L’historien est régulièrement amené à caractériser les faits qu’il étudie et qu’il explique en termes de réussite ou d’échec. Comme le rappelle Fabienne Bock dans son introduction, certaines périodes sont ainsi généralement qualifiées d’échec, à l’instar de la République de Weimar ou de la Troisième République. Il s’agit de jugement de valeurs, certes révisables, mais qui n’en relèvent pas moins du domaine du subjectif.

Le colloque organisé en mai 2007 à l’université Paris Est cherchait à revenir sur la notion d’échec, qui s’avère beaucoup plus complexe qu’au premier abord. Les vingt-et-une contributions transcendent les périodes historiques, abordant les gouverneurs de province romains (Agnès Bérenger), le Moyen Âge byzantin (Éric Limousin et Sandrine Lerou), l’échec de Guizot en 1848 (Servane Marzin) ou encore la décolonisation du Congo (Pedro Monaville) et la transition russe entre 1993 et 2003 (Irène Hermann). De même, c’est la politique au sens large qu’il faut entendre. En effet, à côté d’échecs individuels relevant strictement du domaine politique – celui du roi suédois Magnus Eriksson en 1363 (Corinne Péneau) par exemple ou de Tommasino Fregoso au XVe siècle (Antoine Franzini) – ou encore de l’échec d’institutions, comme les royaumes carolingiens (Benoît Grévin), le colloque proposait aussi de revenir sur l’échec des médecins à la fin du Moyen Âge et les solutions juridiques adoptées pour y faire face (Marylin Micoud), ou encore les lettres de demande rédigées par les jésuites désirant être envoyés en mission (Pascale Girard). À travers ce panel large et ces études de cas très diverses, c’est bien la notion d’échec en histoire dans son ensemble qu’il s’agit de cerner.


Chercher les causes

La notion d’échec suscite en effet plusieurs questionnements, que la structure de l’ouvrage laisse transparaître.
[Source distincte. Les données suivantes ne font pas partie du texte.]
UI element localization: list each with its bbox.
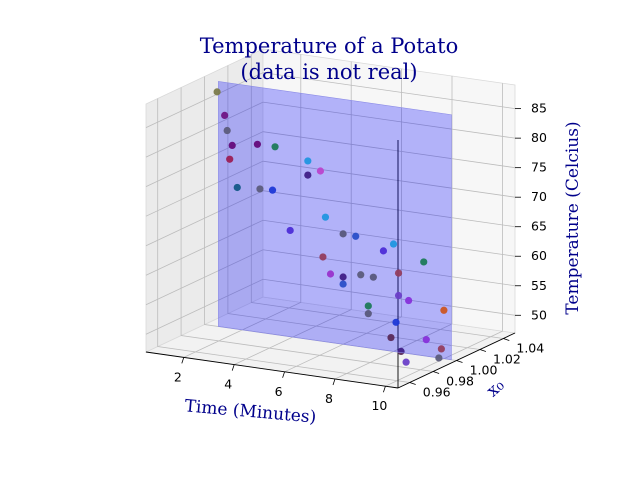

Face à un échec tout d’abord, le premier réflexe est de chercher à l’expliquer. Les raisons peuvent être multiples et de nature différente. Ainsi Pierre-Jean Souriac se demande quels sont les facteurs qui expliquent l’échec du baron de Terride, chargé de pacifier le sud-ouest du royaume de France lors des guerres de Religion. Quelle est la part de l’individu dans son échec ? Ses jugements, ses décisions, ses liens de clientèle et ses relations avec Montluc expliquent-ils, à eux seuls, son incapacité à tenir la province ? Au-delà de l’échec personnel, on peut y voir également celui de la monarchie française, qui envoie un homme en mission mais ne lui apporte pas les moyens de la mener à bien. Le baron de Terride doit en effet compter avec ses seules ressources personnelles. P-J Souriac montre que, en plus de l’échec d’un individu, de l’échec d’une politique, l’exemple de Terride incarne également un échec militaire. Chargé d’un commandement militaire, il échoue dans les campagnes qu’il mène de 1568 à 1570. Benjamin Mercier s’interroge, quant à lui, sur l’échec d’une institution, à travers l’exemple des contrôleurs généraux au XVIIIe siècle.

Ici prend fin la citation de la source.